Role of community nurse
Collection of the data, case finding and analysis of the data related to the cause and prevention of HIV disease is very crucial for the nurses. There are certain principles followed in nursing for the treatment of HIV. The nurses should have the ability to identify the desired stage of illness of the disease. Proper data should be, collected related to the cause of the diseases. Complete analysis is very crucial and it should be, executed with the help of the doctors as well as the professionals of the health care centres. Appropriate methods should be, adopted by the nurses related to the finding of the cause of the disease. Nurses should execute their proper skills for the treatment of the patients. There should be proper food choice provided to the patients from the nurses as well as there should be proper washing of the hands of patients as it is a communicable disease. There should be proper preventive measures guided from the nurses to the patients relating to the spraying of this disease. Analysis of the data helps in proper identification of the disease and helps to provide proper solution to the disease (Hawker, J. 2005).

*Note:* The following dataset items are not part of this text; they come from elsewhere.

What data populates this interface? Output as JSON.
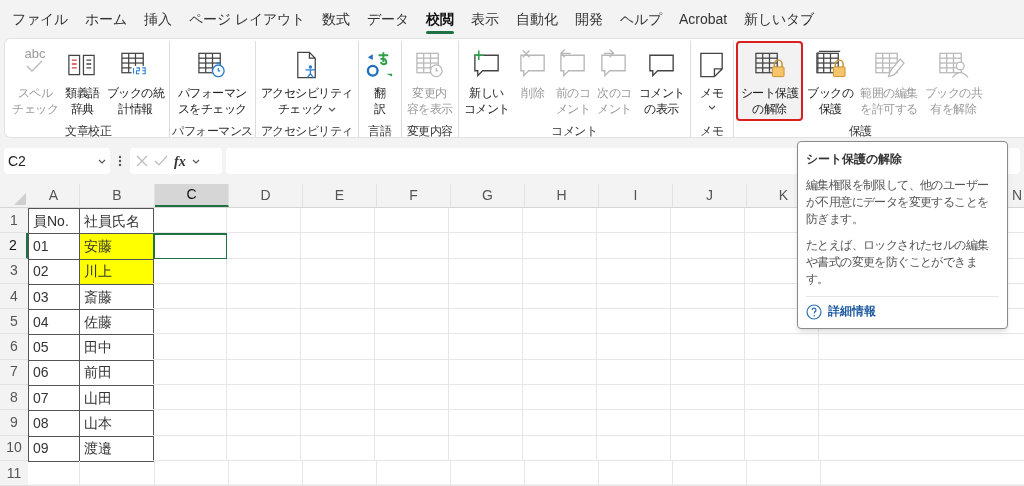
{
  "menu_tabs": [
    {
      "label": "ファイル",
      "selected": false
    },
    {
      "label": "ホーム",
      "selected": false
    },
    {
      "label": "挿入",
      "selected": false
    },
    {
      "label": "ページ レイアウト",
      "selected": false
    },
    {
      "label": "数式",
      "selected": false
    },
    {
      "label": "データ",
      "selected": false
    },
    {
      "label": "校閲",
      "selected": true
    },
    {
      "label": "表示",
      "selected": false
    },
    {
      "label": "自動化",
      "selected": false
    },
    {
      "label": "開発",
      "selected": false
    },
    {
      "label": "ヘルプ",
      "selected": false
    },
    {
      "label": "Acrobat",
      "selected": false
    },
    {
      "label": "新しいタブ",
      "selected": false
    }
  ],
  "ribbon_groups": [
    {
      "label": "文章校正",
      "buttons": [
        {
          "kind": "spell",
          "icon_text": "abc",
          "label": [
            "スペル",
            "チェック"
          ],
          "disabled": true,
          "dropdown": false,
          "outlined": false
        },
        {
          "kind": "book",
          "label": [
            "類義語",
            "辞典"
          ],
          "disabled": false,
          "dropdown": false,
          "outlined": false
        },
        {
          "kind": "stats",
          "label": [
            "ブックの統",
            "計情報"
          ],
          "disabled": false,
          "dropdown": false,
          "outlined": false
        }
      ]
    },
    {
      "label": "パフォーマンス",
      "buttons": [
        {
          "kind": "timer",
          "label": [
            "パフォーマン",
            "スをチェック"
          ],
          "disabled": false,
          "dropdown": false,
          "outlined": false
        }
      ]
    },
    {
      "label": "アクセシビリティ",
      "buttons": [
        {
          "kind": "access",
          "label": [
            "アクセシビリティ",
            "チェック"
          ],
          "disabled": false,
          "dropdown": true,
          "outlined": false
        }
      ]
    },
    {
      "label": "言語",
      "buttons": [
        {
          "kind": "translate",
          "label": [
            "翻",
            "訳"
          ],
          "disabled": false,
          "dropdown": false,
          "outlined": false
        }
      ]
    },
    {
      "label": "変更内容",
      "buttons": [
        {
          "kind": "history",
          "label": [
            "変更内",
            "容を表示"
          ],
          "disabled": true,
          "dropdown": false,
          "outlined": false
        }
      ]
    },
    {
      "label": "コメント",
      "buttons": [
        {
          "kind": "comment_new",
          "label": [
            "新しい",
            "コメント"
          ],
          "disabled": false,
          "dropdown": false,
          "outlined": false
        },
        {
          "kind": "comment_delete",
          "label": [
            "削除"
          ],
          "disabled": true,
          "dropdown": false,
          "outlined": false
        },
        {
          "kind": "comment_prev",
          "label": [
            "前のコ",
            "メント"
          ],
          "disabled": true,
          "dropdown": false,
          "outlined": false
        },
        {
          "kind": "comment_next",
          "label": [
            "次のコ",
            "メント"
          ],
          "disabled": true,
          "dropdown": false,
          "outlined": false
        },
        {
          "kind": "comment",
          "label": [
            "コメント",
            "の表示"
          ],
          "disabled": false,
          "dropdown": false,
          "outlined": false
        }
      ]
    },
    {
      "label": "メモ",
      "buttons": [
        {
          "kind": "note",
          "label": [
            "メモ"
          ],
          "disabled": false,
          "dropdown": true,
          "outlined": false
        }
      ]
    },
    {
      "label": "保護",
      "buttons": [
        {
          "kind": "sheet_lock",
          "label": [
            "シート保護",
            "の解除"
          ],
          "disabled": false,
          "dropdown": false,
          "outlined": true
        },
        {
          "kind": "book_lock",
          "label": [
            "ブックの",
            "保護"
          ],
          "disabled": false,
          "dropdown": false,
          "outlined": false
        },
        {
          "kind": "range_edit",
          "label": [
            "範囲の編集",
            "を許可する"
          ],
          "disabled": true,
          "dropdown": false,
          "outlined": false
        },
        {
          "kind": "share",
          "label": [
            "ブックの共",
            "有を解除"
          ],
          "disabled": true,
          "dropdown": false,
          "outlined": false
        }
      ]
    }
  ],
  "formula_bar": {
    "name_box": "C2",
    "fx": "fx"
  },
  "columns": [
    {
      "label": "A",
      "selected": false
    },
    {
      "label": "B",
      "selected": false
    },
    {
      "label": "C",
      "selected": true
    },
    {
      "label": "D",
      "selected": false
    },
    {
      "label": "E",
      "selected": false
    },
    {
      "label": "F",
      "selected": false
    },
    {
      "label": "G",
      "selected": false
    },
    {
      "label": "H",
      "selected": false
    },
    {
      "label": "I",
      "selected": false
    },
    {
      "label": "J",
      "selected": false
    },
    {
      "label": "K",
      "selected": false
    },
    {
      "label": "N",
      "selected": false
    }
  ],
  "rows": [
    {
      "header": "1",
      "selected": false,
      "cells": [
        {
          "text": "員No.",
          "highlighted": false
        },
        {
          "text": "社員氏名",
          "highlighted": false
        }
      ]
    },
    {
      "header": "2",
      "selected": true,
      "cells": [
        {
          "text": "01",
          "highlighted": false
        },
        {
          "text": "安藤",
          "highlighted": true
        }
      ]
    },
    {
      "header": "3",
      "selected": false,
      "cells": [
        {
          "text": "02",
          "highlighted": false
        },
        {
          "text": "川上",
          "highlighted": true
        }
      ]
    },
    {
      "header": "4",
      "selected": false,
      "cells": [
        {
          "text": "03",
          "highlighted": false
        },
        {
          "text": "斎藤",
          "highlighted": false
        }
      ]
    },
    {
      "header": "5",
      "selected": false,
      "cells": [
        {
          "text": "04",
          "highlighted": false
        },
        {
          "text": "佐藤",
          "highlighted": false
        }
      ]
    },
    {
      "header": "6",
      "selected": false,
      "cells": [
        {
          "text": "05",
          "highlighted": false
        },
        {
          "text": "田中",
          "highlighted": false
        }
      ]
    },
    {
      "header": "7",
      "selected": false,
      "cells": [
        {
          "text": "06",
          "highlighted": false
        },
        {
          "text": "前田",
          "highlighted": false
        }
      ]
    },
    {
      "header": "8",
      "selected": false,
      "cells": [
        {
          "text": "07",
          "highlighted": false
        },
        {
          "text": "山田",
          "highlighted": false
        }
      ]
    },
    {
      "header": "9",
      "selected": false,
      "cells": [
        {
          "text": "08",
          "highlighted": false
        },
        {
          "text": "山本",
          "highlighted": false
        }
      ]
    },
    {
      "header": "10",
      "selected": false,
      "cells": [
        {
          "text": "09",
          "highlighted": false
        },
        {
          "text": "渡邉",
          "highlighted": false
        }
      ]
    },
    {
      "header": "11",
      "selected": false,
      "cells": []
    }
  ],
  "tooltip": {
    "title": "シート保護の解除",
    "paragraphs": [
      "編集権限を制限して、他のユーザーが不用意にデータを変更することを防ぎます。",
      "たとえば、ロックされたセルの編集や書式の変更を防ぐことができます。"
    ],
    "link": "詳細情報"
  }
}
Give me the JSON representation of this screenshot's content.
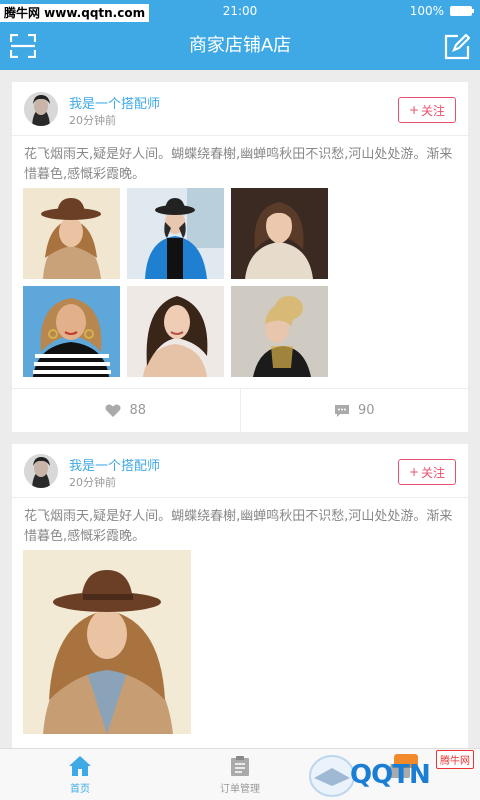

4. Organization that address the communicable disease
CDC helps in providing perfect resolution for the prevention of the HIV disease. The organization implements advanced technical methods in the prevention of this disease. First of all the organization identifies the occurring of this disease. Then it implements various methods of effective treatment and provides proper guidance to the patients related to the food choice and proper washing of the hands. These methods help in not spraying of the disease to the other people. It provides resolution to the patients related to HIV meditations, prevention programs and provides guidance related to high risk of the disease. Screening as well as treatment of the disease HIV plays a vital role in curing of this particular disease.
HIV, Human Immunodeficiency Virus is the virus that affects a human being to suffer from AIDS, Acquired Immune Deficiency Syndrome. In this disease the symptom worsens as the infection increases. HIV affecting the person in the fluids of the body causing the disease to spread from one person to another as the person comes in contract through passing the blood or through sexual contact. The social determinant of the disease is huge as this disease is not accepted in the society. There are activities conducted by NGOs providing knowledge about the disease and ways the patients should be, treated. Even the discrimination between different classes or sections of society effects the treatment of the disease.
This disease is infectious bringing the triangle or the three corners as; Agent, Host and Environment. The Epidemiologic Triangle should be broken in order to stop the continuation of the disease. The roles of the community nurses are to spread awareness of the disease in the family members, friends and the community.
Noah, N. (2006). Controlling communicable disease. Maidenhead, England: Open University Press.Hawker, J. (2005). Communicable disease control handbook (2nd ed.). Malden, Mass.: Blackwell Pub.Bennett, L., & Searl, S. (1982). Communicable disease handbook. New York: Wiley.